That seemed strange to me, and I sat still, looking back with the horse’s head turned towards the main road.
“Stay not, master,” Kolgrim said. “’Tis some outpost, and the men have slept over the farmhouse ale. Maybe the stables behind are full of horses. Have a care, master; the door opens!”
He was going; but I waited for a moment, half expecting to see a spear point come first, and my hand was on my sword hilt. But the great heavy door swung slowly, as if the one who opened it had trouble with its weight. So I must needs see who came. Maybe it was some old man or woman whose terror I could quiet in a few words.
Then the red firelight from within shone out on me, and in the doorway, with arms raised to post and door on either hand, stood a tall maiden, white robed, with gold on neck and arm. The moonlight on her seemed weird with the glow of the fire shining through the edges of her hood and sleeves. I could see her face plainly, and it was fair and troubled, but there was no fear in her looks.
“Father, is this you?” she said quietly.
I could make no answer to that, and she looked intently at me; for the moon was beyond me, and both Kolgrim and I would seem black against it, as she came from the light within, while the wind, keen with salt spray, was blowing in her face.

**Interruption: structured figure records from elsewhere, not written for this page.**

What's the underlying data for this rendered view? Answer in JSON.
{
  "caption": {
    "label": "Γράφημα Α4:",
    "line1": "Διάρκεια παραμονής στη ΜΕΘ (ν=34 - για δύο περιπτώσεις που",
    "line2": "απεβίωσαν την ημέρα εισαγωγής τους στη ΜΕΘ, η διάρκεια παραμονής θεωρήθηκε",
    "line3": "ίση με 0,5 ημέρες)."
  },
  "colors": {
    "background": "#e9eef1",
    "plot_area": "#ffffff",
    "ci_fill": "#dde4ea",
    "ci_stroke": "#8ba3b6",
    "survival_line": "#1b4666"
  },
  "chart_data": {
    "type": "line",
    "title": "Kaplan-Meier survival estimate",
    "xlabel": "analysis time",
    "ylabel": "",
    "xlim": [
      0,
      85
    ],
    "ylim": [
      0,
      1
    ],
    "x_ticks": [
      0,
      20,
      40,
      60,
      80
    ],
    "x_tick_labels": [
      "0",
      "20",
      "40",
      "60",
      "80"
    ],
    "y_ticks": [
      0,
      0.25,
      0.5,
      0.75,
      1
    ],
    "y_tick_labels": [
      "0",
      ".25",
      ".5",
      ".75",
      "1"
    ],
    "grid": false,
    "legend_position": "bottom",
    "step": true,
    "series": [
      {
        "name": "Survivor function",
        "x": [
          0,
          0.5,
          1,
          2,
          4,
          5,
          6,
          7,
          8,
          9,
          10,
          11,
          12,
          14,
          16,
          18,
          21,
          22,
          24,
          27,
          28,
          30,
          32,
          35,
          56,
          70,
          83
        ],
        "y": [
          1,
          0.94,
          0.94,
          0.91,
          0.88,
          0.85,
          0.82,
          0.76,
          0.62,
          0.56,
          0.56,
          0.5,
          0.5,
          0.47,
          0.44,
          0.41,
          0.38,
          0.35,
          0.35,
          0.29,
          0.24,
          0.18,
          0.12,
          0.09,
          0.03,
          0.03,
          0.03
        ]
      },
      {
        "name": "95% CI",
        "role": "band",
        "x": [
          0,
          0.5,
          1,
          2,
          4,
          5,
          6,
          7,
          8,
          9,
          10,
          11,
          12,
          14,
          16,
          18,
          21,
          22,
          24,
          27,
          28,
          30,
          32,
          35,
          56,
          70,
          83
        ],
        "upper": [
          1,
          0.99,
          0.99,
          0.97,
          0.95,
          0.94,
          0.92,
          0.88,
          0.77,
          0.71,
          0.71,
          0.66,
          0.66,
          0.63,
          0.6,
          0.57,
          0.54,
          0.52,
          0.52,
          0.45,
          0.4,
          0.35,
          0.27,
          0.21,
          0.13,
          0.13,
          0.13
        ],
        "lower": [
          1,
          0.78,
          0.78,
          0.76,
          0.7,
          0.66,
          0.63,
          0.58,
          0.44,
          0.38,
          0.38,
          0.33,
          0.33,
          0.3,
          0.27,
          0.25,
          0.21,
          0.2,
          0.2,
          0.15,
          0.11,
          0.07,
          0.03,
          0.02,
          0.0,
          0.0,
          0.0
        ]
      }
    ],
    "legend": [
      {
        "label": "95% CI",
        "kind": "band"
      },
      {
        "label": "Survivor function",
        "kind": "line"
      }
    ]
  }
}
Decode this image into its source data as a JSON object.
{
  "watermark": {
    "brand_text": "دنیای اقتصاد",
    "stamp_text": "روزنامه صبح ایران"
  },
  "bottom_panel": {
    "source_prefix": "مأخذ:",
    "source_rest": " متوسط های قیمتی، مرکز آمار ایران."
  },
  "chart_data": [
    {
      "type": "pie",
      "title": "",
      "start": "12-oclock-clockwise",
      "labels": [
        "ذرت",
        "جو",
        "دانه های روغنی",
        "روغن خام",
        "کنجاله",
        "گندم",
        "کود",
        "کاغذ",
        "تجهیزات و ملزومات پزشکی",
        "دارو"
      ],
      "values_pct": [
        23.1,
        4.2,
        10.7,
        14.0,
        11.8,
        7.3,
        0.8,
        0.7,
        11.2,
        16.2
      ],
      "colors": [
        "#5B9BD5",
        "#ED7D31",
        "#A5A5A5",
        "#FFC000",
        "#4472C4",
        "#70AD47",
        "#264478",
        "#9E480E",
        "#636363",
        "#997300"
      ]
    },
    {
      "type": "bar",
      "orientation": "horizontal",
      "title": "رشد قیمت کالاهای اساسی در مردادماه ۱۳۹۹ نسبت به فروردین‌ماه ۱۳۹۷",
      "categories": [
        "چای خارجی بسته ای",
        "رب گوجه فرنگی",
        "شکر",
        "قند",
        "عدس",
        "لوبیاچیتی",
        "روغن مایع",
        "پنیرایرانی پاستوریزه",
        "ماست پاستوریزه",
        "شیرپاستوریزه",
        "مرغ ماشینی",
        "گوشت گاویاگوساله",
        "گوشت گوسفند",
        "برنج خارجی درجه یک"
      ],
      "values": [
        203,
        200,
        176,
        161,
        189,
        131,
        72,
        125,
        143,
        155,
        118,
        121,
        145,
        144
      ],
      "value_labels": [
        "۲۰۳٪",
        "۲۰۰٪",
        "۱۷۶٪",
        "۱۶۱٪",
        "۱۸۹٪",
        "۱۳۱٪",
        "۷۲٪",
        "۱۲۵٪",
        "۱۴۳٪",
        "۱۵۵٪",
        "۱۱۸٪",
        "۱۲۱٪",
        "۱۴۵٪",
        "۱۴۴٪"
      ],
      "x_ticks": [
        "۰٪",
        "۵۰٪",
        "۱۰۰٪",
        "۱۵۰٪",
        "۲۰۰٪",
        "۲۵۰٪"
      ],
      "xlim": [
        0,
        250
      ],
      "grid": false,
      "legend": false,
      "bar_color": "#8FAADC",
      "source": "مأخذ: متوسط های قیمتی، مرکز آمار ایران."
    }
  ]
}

“Who is it?” she said again. “I can scarcely see for moon and wind in my eyes.”
“Friends, lady,” I said, for that at least was true in a way.
“Where are my horses? Have you seen aught of our thralls, who should have left them?” she asked, looking to whence we had just taken the beasts.
Now I was ashamed to have taken them, for she was so plainly alone and helpless, and I could not understand altogether how it could be so. I was sure that she was Danish, too.
“How is it that you have not fled, lady?” I asked. “Surely you should have gone.”
“Ay; but the thralls fled when they heard the news. Has not my father sent you back for me?”
This seemed a terrible plight for the maiden, and I knew not what to say or do. She could not be left in the way of our Saxons if they came on the morrow, and I could not take her to Poole. And so, lest I should terrify her altogether, I made up my mind even as she looked to me for an answer.
“I think your father is kept in Wareham in some way. Does he look for you there?”
“Ay, surely,” she answered; but there was a note as of some new fear in her voice. “Has aught befallen him? Have the Saxons come?”
“All is well in Wareham yet,” I answered. “Now we will take you to your father. But we are strangers, as you may see.”
Then I called to Kolgrim, who was listening open eyed to all this, and backed away from the door a little.
“What is this madness, master?” he whispered hoarsely.
“No madness at all. Ten minutes’ ride to Wareham with the maiden, give her to the fisherman to take to her friends, and then ride away—that is all. Then we shall be in Poole long before any look for us, for we are in luck’s way.”